Doctors Are Not Warning Obese Patients of Disability Risk
Posted on Jun 22, 2013
As of 2010, 69.2 percent of Americans were overweight; 35.9 percent of overweight Americans were obese, and 3.6 percent were morbidly obese. While Facebook posts may have you believing that beauty comes in all sizes, health may not. Health risks that are directly related to obesity include Type-two diabetes, high blood pressure, heart disease, stroke, liver disease, kidney disease, arthritis, and certain cancers. An obese person is twice as likely to die early as a person of normal weight. Annual health care costs associated with obesity exceed $150 billion. Yet many doctors are not warning patients that their weight could put them at risk of serious illness and disability.

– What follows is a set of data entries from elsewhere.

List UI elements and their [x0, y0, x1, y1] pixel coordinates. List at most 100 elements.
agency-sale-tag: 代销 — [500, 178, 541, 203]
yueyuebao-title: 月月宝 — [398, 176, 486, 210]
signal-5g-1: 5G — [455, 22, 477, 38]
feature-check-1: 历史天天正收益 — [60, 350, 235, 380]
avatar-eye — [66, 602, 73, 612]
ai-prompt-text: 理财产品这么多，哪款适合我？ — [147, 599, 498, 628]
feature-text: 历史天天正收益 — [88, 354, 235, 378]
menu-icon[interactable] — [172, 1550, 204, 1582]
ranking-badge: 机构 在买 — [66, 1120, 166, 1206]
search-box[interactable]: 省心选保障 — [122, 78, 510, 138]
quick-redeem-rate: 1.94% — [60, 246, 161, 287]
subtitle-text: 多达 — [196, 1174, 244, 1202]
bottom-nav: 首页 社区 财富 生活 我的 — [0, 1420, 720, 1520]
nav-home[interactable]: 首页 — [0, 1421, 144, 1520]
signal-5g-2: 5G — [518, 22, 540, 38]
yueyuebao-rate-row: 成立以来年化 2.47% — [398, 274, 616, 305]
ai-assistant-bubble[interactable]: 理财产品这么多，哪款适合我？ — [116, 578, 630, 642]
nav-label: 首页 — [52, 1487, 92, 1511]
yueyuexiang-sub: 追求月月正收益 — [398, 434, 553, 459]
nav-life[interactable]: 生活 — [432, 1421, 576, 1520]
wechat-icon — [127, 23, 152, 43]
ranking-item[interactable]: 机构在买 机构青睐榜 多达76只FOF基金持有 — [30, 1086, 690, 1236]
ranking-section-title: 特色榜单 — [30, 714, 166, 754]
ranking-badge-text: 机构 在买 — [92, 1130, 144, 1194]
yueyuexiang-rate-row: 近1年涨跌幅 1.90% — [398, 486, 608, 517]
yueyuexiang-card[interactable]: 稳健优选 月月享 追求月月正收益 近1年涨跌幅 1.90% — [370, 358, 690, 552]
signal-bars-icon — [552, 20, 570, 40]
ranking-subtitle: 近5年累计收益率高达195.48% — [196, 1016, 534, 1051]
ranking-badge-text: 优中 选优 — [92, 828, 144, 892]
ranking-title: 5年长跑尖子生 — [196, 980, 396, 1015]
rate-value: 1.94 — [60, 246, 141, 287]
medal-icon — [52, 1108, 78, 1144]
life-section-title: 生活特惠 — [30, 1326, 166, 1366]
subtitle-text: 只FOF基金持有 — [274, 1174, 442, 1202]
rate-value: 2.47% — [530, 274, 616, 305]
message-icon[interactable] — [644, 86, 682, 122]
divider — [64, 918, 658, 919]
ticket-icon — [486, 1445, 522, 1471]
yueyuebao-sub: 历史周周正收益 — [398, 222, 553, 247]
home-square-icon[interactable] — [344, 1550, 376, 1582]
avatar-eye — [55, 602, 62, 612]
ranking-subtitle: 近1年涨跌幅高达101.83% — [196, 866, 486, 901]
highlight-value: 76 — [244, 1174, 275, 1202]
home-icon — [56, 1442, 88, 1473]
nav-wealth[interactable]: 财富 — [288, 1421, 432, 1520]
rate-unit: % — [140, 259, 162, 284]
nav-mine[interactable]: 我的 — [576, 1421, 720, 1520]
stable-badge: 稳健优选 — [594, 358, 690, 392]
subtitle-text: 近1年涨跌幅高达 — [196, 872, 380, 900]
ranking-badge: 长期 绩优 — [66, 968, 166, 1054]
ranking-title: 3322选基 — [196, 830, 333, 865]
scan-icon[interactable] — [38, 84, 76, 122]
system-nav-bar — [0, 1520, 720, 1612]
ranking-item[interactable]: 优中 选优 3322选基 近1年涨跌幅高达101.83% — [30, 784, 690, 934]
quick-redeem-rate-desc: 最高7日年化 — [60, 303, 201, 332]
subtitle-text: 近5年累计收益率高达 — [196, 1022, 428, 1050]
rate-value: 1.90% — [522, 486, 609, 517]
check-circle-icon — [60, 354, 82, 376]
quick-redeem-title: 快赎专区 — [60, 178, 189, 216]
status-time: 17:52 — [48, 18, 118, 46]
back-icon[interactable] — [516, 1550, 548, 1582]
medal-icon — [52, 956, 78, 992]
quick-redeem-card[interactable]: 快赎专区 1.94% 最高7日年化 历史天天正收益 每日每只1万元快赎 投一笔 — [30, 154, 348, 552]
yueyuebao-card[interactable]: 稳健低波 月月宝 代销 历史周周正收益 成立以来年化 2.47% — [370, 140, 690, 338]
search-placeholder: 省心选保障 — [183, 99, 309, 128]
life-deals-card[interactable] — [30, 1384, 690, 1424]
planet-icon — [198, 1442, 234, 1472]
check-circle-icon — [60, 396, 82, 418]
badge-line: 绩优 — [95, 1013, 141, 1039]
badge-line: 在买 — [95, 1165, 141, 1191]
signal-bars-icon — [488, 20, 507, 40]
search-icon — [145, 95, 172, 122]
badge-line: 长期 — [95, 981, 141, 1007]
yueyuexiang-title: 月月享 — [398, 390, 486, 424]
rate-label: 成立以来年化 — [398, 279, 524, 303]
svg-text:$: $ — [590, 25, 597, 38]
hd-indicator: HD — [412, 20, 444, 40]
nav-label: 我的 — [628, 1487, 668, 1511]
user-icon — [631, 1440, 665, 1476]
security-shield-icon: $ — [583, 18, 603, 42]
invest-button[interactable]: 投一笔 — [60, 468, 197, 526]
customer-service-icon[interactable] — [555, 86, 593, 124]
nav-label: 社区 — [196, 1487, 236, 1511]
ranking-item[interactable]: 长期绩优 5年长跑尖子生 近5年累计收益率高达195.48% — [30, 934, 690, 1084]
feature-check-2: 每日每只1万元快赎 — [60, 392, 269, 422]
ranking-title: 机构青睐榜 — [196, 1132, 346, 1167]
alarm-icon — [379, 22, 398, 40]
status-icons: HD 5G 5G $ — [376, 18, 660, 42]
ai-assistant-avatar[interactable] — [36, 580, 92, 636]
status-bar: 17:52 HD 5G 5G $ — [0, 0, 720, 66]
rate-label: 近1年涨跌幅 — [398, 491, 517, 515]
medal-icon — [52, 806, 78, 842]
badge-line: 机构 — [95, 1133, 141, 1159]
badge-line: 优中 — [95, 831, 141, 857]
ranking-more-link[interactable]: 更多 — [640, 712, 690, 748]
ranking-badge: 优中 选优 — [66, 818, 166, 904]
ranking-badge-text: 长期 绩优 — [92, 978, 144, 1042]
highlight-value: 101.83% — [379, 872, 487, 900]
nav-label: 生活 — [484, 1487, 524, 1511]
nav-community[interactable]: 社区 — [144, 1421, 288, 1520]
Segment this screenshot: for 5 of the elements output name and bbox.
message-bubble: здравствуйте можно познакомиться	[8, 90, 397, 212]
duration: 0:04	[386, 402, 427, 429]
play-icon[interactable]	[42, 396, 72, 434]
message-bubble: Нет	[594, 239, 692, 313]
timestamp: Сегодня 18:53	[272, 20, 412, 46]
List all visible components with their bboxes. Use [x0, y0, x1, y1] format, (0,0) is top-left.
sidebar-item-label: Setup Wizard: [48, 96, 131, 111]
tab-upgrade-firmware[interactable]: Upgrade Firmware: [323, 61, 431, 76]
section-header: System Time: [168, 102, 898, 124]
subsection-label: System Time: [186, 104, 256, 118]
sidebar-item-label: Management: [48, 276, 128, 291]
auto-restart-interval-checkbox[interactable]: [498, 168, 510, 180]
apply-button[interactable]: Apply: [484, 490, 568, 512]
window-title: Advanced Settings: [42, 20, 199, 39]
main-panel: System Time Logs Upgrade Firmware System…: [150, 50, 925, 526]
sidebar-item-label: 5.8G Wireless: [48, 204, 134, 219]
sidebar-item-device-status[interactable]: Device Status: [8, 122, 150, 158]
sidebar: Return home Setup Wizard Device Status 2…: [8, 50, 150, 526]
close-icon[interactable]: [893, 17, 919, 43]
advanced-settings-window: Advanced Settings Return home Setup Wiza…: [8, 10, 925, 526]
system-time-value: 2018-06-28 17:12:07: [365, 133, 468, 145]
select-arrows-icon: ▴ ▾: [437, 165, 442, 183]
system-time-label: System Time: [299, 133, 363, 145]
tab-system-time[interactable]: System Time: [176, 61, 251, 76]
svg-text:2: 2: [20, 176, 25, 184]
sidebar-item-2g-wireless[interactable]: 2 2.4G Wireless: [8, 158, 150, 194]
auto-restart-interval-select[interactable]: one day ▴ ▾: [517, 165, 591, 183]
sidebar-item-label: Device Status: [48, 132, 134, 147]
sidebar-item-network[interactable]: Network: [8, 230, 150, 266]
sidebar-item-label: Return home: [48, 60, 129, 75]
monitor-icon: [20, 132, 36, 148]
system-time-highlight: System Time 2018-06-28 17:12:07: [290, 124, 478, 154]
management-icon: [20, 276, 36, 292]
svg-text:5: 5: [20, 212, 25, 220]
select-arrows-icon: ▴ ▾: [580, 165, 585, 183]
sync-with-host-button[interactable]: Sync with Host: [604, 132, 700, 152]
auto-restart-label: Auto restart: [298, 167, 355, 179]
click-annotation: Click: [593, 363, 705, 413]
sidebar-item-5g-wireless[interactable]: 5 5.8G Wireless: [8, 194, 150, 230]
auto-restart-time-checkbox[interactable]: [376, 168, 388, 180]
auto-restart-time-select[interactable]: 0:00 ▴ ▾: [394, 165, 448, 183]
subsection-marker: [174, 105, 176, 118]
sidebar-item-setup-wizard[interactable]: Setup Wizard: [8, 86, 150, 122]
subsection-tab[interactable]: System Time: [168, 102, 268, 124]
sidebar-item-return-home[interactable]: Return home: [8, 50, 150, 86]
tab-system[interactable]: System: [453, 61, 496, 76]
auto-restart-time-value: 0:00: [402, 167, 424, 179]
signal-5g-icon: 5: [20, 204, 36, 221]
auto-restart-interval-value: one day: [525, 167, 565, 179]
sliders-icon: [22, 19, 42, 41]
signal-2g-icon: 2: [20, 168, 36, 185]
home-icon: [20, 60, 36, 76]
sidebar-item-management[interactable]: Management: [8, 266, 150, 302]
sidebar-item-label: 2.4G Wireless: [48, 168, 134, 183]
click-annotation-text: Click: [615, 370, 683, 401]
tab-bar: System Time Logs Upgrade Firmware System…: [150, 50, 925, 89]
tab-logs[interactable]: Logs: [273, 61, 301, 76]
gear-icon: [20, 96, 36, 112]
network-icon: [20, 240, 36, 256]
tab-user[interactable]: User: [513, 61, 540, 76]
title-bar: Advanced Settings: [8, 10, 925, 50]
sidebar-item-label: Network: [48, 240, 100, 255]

Researchers at the Penn State College of Medicine analyzed data collected by the National Ambulatory Medical Care Survey for the years 2007 and 2008 (the most recent available). They compared these records to data from 1995 and 1996. During this period, the percentage of overweight and obese Americans increased from 52.1 percent in 1995 to 63.3 percent in 2008. While the number of overweight grew, the amount of time dedicated to discussing the risks of obesity declined.
According to the study, primary care physicians were 41 percent less likely to tell patients about the health risk of obesity in 2008 than in 1995. The doctors performing the study believe the lack of information about weight-related health risks may be due to the many demands on a doctor’s time. It may also be because obesity counseling is not covered by insurance or because doctors are not trained to give lifestyle counseling. The study did not find a relationship between lack of counseling and obesity, and it is not known if patients will heed a doctor’s advice to lose weight in order to prevent permanent disability.